By Jolee Jordan
Longview, Texas — Baseball and barrel racing.
Normally, it would seem that these two sports don’t really go together but don’t’ tell that to Lisa Thornton and her son Brendan. Nearly all of the Thorntons’ time is devoted to one or the other.
“He doesn’t really care about the horses at all,” laughs Thornton, who trains horses for the public and runs barrels professionally in the WPRA. “He plays baseball so I try to schedule my rodeos around his baseball tournaments.”
Thornton grew up on a horse, competing since the ripe old age of three. Her family was into the sport of rodeo but they gradually left competition while Thornton went the other way.
“They grew out of it and I never did,” she says. Competing in youth and high school rodeos in her native Texas, Thornton was an all-around cowgirl, noting that pole bending was her favorite event. “I roped and goat tied . . . really anything they would let me do. But poles were my favorite. I thought it was so cool if you could make it through the pattern clean twice [at a rodeo].”
After having Brendan, Thornton decided to sell her horses and focus on being a stay at home mom but the barrel racing bug just wouldn’t let her go. When Brendan was seven, she went on the hunt for a new prospect.
That’s when fate intervened.
“I didn’t go to buy him,” she says. “I went to look at a three year old and that horse had possible soundness issues. I had driven all the way to Louisiana with a horse trailer and I wasn’t coming home without a horse.”
Thornton went through the entire barn, looking at the two year old Straight Toasted. Then she drove a mile west to the track and went through everything they had there as well.
“I didn’t want a two year old because you have to wait two years before you can futurity them,” she notes. “But after going through everything, I said ‘I’ll take that two year old sorrel colt.’ And I drove an hour back east to pick him up.”
“I truly believe God put him into my hands. It was kind of fate.”
Straight Toasted is by Straight Talker, a son of First Down Dash, and out of A Dashing Toaster. He was “race track broke” when Thornton brought him home to Plum, Texas. She trained him and took him to the futurities, doing well as a four year old.
“He was one of those you just kind of know,” she says. “I knew when I was just loping him around the pattern as a three year old that he was a special horse.”
For a barn name, Brendan took to calling the colt Hunter. Thornton balked.
“I didn’t like it but Brendan wouldn’t let it go. He kept calling him Hunter so it stuck,” she says. “I finally said ‘ok, he’s a barrel hunter.’ And he knows his name. If you go out there and call him, he picks his head up.”

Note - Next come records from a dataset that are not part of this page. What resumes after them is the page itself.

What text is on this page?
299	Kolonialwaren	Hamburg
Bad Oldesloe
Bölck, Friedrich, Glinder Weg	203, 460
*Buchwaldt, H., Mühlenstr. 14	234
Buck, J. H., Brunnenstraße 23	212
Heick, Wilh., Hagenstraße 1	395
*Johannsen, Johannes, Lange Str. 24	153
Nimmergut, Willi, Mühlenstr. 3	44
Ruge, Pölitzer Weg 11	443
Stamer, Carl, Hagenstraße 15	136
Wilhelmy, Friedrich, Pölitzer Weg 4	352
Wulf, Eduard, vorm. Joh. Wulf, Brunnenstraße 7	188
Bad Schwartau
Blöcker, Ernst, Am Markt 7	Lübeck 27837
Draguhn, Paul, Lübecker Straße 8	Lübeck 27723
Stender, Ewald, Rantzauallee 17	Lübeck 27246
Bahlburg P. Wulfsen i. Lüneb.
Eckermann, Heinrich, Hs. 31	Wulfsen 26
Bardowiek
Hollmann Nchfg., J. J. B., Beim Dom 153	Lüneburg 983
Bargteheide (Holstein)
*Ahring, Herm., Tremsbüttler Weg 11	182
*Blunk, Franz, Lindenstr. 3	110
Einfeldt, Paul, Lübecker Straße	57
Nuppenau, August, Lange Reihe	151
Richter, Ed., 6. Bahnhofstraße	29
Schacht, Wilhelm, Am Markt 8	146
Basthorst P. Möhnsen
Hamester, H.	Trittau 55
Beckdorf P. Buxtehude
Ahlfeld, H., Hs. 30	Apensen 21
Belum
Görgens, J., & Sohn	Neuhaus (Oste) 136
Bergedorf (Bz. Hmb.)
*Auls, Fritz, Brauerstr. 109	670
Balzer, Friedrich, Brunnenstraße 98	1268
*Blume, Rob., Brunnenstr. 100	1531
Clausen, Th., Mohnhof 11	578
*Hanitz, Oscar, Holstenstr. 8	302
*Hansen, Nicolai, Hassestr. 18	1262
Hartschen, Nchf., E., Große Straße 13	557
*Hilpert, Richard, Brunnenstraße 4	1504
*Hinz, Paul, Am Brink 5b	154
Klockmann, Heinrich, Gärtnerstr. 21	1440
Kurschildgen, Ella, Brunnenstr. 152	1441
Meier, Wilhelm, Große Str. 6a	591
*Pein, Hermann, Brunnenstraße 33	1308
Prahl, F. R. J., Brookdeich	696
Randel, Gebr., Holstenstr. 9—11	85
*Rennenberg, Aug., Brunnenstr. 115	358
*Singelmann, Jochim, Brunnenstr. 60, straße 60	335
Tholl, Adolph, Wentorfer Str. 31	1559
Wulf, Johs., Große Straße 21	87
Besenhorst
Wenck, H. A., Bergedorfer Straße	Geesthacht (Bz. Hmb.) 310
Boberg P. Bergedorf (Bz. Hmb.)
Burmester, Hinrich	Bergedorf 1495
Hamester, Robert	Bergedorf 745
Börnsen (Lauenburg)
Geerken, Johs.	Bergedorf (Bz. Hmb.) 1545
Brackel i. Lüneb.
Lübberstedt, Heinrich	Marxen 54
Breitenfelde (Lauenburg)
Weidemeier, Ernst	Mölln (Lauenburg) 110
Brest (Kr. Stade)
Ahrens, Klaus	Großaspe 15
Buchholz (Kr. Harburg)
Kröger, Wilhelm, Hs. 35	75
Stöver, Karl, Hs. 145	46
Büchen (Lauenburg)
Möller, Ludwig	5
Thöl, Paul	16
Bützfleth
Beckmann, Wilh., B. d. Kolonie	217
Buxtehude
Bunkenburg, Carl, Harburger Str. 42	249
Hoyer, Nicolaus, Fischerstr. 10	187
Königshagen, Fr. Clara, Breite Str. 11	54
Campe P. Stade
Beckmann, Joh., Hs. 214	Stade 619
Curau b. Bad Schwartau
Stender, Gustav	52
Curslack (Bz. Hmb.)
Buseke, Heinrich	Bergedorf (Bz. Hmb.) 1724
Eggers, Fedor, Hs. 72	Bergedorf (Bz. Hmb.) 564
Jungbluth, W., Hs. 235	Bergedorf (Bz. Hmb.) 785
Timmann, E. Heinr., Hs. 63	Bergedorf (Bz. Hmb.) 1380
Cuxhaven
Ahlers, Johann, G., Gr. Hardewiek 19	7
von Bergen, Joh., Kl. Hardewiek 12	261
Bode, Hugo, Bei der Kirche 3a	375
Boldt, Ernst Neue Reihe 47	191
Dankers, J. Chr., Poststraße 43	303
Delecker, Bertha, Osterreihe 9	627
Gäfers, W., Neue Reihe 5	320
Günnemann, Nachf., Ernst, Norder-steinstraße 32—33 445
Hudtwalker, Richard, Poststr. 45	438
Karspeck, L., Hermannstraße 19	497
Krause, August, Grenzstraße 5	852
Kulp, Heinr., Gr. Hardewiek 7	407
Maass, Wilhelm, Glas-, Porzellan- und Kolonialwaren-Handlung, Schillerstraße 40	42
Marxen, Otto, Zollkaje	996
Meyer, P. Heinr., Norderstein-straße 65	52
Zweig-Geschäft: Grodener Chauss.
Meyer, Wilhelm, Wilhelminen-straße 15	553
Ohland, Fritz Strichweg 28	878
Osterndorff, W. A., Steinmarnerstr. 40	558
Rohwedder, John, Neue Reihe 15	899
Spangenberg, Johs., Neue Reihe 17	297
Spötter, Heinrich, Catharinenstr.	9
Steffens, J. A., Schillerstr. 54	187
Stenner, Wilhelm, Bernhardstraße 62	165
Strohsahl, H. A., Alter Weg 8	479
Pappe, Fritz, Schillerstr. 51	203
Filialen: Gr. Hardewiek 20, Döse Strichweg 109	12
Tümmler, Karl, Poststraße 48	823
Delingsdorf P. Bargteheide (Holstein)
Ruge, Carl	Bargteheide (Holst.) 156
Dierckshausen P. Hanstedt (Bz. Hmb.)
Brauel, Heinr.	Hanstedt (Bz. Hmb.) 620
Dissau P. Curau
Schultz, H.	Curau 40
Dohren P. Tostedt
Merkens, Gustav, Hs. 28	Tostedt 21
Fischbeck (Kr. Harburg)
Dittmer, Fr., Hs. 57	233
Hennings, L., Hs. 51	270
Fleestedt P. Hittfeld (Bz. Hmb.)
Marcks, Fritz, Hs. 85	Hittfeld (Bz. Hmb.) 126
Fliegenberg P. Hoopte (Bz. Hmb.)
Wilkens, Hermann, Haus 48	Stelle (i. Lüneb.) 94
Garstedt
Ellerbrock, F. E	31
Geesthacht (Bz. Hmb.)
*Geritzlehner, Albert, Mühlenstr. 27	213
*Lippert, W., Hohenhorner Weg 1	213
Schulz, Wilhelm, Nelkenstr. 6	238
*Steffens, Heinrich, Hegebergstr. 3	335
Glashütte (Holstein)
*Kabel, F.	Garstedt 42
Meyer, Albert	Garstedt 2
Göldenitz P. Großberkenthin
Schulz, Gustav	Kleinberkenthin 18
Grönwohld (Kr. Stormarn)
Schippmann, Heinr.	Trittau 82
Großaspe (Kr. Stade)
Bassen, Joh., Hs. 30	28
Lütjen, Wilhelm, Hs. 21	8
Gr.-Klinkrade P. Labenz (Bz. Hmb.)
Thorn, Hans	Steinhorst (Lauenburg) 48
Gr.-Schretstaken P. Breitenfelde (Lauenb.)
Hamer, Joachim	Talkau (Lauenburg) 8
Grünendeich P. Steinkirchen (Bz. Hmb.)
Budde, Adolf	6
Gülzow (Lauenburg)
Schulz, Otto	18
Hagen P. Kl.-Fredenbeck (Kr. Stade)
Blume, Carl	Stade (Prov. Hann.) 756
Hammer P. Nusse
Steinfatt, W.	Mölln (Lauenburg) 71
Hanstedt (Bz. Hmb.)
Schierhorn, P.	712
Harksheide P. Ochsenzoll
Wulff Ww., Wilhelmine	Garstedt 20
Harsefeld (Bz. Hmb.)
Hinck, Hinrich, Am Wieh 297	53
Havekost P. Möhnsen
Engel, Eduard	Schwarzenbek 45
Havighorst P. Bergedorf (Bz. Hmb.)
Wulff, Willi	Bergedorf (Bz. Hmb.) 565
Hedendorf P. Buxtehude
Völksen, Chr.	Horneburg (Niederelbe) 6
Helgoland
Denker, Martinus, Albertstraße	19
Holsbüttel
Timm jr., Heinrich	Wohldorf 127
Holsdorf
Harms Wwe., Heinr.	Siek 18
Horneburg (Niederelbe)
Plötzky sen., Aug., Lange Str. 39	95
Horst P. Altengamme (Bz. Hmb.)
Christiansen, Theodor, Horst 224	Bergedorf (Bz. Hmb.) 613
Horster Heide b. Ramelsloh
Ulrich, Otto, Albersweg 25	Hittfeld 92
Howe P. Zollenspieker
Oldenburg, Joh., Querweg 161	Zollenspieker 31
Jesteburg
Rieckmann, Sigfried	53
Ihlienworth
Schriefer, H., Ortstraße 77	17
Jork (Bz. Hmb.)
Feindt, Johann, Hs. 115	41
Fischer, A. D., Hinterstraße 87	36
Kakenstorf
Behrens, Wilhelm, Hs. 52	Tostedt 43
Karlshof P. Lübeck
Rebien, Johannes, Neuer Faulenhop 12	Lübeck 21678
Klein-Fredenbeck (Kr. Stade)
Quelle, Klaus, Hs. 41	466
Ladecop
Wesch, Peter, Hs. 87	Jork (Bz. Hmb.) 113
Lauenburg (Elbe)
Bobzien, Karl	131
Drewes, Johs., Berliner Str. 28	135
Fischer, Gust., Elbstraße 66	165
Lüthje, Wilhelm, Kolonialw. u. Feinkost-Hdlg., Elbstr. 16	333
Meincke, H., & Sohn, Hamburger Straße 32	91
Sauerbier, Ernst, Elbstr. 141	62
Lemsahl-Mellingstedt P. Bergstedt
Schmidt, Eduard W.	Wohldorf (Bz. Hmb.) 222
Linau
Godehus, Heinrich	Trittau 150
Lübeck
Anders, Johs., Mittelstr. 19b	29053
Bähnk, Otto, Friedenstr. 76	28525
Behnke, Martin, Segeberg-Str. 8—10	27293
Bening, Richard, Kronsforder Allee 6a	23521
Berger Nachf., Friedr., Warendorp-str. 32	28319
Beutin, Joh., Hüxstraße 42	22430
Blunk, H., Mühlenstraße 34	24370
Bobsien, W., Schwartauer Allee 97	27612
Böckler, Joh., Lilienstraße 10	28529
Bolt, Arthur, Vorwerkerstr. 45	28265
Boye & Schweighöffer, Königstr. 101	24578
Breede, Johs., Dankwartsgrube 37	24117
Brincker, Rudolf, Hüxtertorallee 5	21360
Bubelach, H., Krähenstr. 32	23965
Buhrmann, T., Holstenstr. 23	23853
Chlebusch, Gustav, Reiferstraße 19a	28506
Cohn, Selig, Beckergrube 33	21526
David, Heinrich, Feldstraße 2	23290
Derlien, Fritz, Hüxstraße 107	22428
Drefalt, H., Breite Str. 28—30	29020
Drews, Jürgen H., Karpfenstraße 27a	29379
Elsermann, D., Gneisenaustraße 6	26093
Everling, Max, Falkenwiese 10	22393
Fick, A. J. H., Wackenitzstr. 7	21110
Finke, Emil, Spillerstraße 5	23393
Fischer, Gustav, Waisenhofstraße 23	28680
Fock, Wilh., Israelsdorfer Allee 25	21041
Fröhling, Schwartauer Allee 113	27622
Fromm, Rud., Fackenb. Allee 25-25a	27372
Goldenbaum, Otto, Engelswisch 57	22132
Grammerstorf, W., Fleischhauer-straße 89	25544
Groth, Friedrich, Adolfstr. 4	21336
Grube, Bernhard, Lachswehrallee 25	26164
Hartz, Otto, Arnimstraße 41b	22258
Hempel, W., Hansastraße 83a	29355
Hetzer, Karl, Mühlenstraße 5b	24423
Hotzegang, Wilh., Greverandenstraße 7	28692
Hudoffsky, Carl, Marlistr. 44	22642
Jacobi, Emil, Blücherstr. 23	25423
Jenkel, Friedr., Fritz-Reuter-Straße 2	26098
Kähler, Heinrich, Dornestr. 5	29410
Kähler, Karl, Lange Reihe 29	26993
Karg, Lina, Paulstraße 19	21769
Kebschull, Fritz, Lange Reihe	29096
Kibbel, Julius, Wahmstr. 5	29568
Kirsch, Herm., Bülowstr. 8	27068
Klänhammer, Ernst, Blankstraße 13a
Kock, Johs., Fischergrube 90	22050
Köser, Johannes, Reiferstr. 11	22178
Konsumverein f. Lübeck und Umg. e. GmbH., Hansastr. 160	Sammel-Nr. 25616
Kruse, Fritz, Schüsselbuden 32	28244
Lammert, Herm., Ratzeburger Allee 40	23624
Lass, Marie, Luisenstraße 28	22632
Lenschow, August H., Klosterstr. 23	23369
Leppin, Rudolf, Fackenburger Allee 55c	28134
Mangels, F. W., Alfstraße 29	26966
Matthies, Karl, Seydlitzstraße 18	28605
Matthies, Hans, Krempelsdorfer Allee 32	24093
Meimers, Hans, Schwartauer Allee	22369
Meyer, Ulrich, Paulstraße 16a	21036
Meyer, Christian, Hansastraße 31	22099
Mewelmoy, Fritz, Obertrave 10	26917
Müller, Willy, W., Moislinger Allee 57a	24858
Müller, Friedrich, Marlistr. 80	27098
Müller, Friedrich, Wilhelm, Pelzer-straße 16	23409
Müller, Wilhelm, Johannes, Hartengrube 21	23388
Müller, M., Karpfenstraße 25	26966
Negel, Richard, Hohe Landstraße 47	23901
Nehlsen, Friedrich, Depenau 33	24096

Hunter carried Thornton to her first Texas Circuit Finals Rodeo in 2015; the duo finished fourth. They also won a go round at the All American Pro Rodeo Series Finals in Waco in October. Both rodeos are on her list of goals for 2016.
Thornton took a step toward both on the Tax Day Weekend, after a brilliant showing at the Longview (Texas) PRCA Rodeo.
Although she lives just over four hours away, Thornton had actually never competed in Longview before and decided to do some pre-rodeo research about the conditions. Everything she heard led her to believe it would be a good set up for Hunter.
“It really was his kind of set up. The ground was deep sand and it was a long way to the first barrel,” she says. Running in the slack after the Friday night performance on April 15, the now seven year old Hunter proved Thornton knew her horse.
Her run of 15.81 seconds set the pace by a wide margin and would end up winning the rodeo by almost two tenths of a second.
“I can always tell when he’s going to fire,” says Thornton. “I can feel it in the warm up. I rode up to the arena during the bull riding and they starting playing ‘We will Rock You.’ The fans started stomping their feet on the grandstands and I thought he would come unglued. It pumped him up and made him run harder.”
Thornton pocketed $1,029 for the win, moving to 16th in the Texas Circuit standings and 20th in the All American standings.
The Longview PRCA Rodeo is produced by a partnership between Andrews Rodeo Company and the Greggton Rotary Club. Andrews Rodeo is led by Texas Rodeo Hall of Famer Sammy Andrews, who provides the stock for the rodeo. The rodeo is the largest fundraiser for the Greggton Rotary Club, which annually provides over $40,000 to local organizations. In fact, since taking over the production of the rodeo in 1997, the Rotary Club has donated $900,000 back to the community.
Meanwhile, Thornton says she will continue to juggle baseball and rodeo until the baseball season ends in May. Then, she and Brendan are planning to hit the road north.
“We went last year to some rodeos,” says Thornton, who also produces production reports on oil wells, a “100% mobile” job that just requires her to have her phone and laptop. Of her first rodeo trip in 2015 she says, “it was just experience and hopefully we’ll do better this year.”
Thornton hopes to try out some summer rodeos in Colorado as well as Cheyenne Frontier Days again. Plus, her son enjoys the travel.
“He likes to be on the road,” she says of Brendan. “We get to see things we normally wouldn’t.”